Chaque mot de Léonce ajoutait à mon estime, à mon admiration pour lui: sa manière de parler étoit concise, mais énergique; et quand il se servoit même d'expressions pleines de force et d'éloquence, on croyoit entrevoir qu'il ne disoit qu'à demi sa pensée, et que dans le fond de son coeur restoient encore des richesses de sentiment et de passion qu'il se refusoit à prodiguer. Avec quelle promptitude il m'entendoit! avec quel intérêt il daignoit m'écouter! Non, je ne me fais pas l'idée d'une plus douce situation, la pensée excitée par les mouvemens de l'âme, les succès de l'amour-propre changés en jouissances du coeur, oh! quels heureux momens! et la vie en seroit dépouillée!

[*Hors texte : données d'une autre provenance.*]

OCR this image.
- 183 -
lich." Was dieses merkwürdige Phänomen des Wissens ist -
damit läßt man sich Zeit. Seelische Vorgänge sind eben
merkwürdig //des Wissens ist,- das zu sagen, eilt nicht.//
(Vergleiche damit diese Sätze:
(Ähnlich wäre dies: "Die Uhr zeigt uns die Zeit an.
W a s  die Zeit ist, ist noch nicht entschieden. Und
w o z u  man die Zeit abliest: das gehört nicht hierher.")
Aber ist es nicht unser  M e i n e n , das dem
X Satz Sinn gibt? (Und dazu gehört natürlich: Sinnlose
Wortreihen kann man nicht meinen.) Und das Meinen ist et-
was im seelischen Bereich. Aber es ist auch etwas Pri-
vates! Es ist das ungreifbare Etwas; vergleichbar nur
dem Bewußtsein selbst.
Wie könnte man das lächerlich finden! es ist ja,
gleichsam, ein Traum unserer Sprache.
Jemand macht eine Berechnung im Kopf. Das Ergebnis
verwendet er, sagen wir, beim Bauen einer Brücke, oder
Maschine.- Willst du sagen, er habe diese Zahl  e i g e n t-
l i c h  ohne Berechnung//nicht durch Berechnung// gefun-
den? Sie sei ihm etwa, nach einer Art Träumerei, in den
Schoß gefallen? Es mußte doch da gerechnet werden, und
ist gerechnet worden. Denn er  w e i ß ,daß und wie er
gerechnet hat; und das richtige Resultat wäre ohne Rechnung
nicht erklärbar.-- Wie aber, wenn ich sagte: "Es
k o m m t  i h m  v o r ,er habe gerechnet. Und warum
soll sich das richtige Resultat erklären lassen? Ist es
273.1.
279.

Je m'aperçus cependant que Matilde, par ses gestes et sa physionomie, témoignoit assez d'humeur. Madame de Vernon, qui se plaît ordinairement à causer avec moi, parloit à son voisin sans avoir l'air de s'intéresser à notre conversation; enfin elle prit le bras de madame du Marset, et lui dit assez haut pour que je l'entendisse:—Ne voulez-vous pas jouer, madame? ce qu'on dit est trop beau pour nous.—Je rougis extrêmement à ces mots, je me levai pour déclarer que je voulois être aussi de la partie; Léonce m'en fit des reproches par ses regards. M. Barton vint vers moi, et me dit avec une bienveillance qui me toucha:—Je croirois presque vous avoir entendue pour la première fois aujourd'hui, madame; jamais le charme de votre conversation ne m'avoit tant frappé.—Ah! qu'il m'étoit doux d'être louée en présence de Léonce! Il soupira, et s'appuya sur la chaise que je venois de quitter. M. Barton lui dit à demi-voix:—Ne voulez-vous pas vous approcher de mademoiselle de Vernon?—De grâce, laissez-moi ici, répondit Léonce.—Ces mots, je les ai entendus, Louise, et leur accent surtout ne peut être oublié.

Quand la partie fut arrangée, Léonce, resté presque seul avec Matilde, vint lui parler; mais la conversation me parut froide et embarrassée. Je ne savois ce que je faisois au jeu: madame du Marset en prenoit beaucoup d'humeur: madame de Vernon excusoit mes fautes avec une bonté charmante: sa grâce fut parfaite pendant cette partie, et j'en fus si touchée, que je ne me rapprochai plus de Léonce; il me sembloit que la douceur de madame de Vernon l'exigeoit de moi. Elle voulut me retenir pour causer seule avec elle; je m'y refusai; je ne veux pas lui cacher ce que j'éprouve: qu'elle le devine, j'y consens, je le souhaite peut-être; mais je ne puis me résoudre à lui en parler la première. Ne seroit-ce pas indiquer le sacrifice que je désire? Je m'en sentirois plus à l'aise avec elle, si c'étoit moi qui lui dusse de la reconnoissance; alors je lui avouerois ma folie, je m'en remettrois à sa générosité; mais ce que je crains avant tout, c'est d'abuser un instant du service que j'ai pu lui rendre.

Ma soeur, consultez votre délicatesse naturelle, non votre injuste prévention contre madame de Vernon, et dites-moi ce que je devrois faire, s'il m'aimoit, s'il se croyoit libre. Hélas! ce conseil sera peut-être bien inutile; peut-être redoute-je des combats qu'il m'épargnera!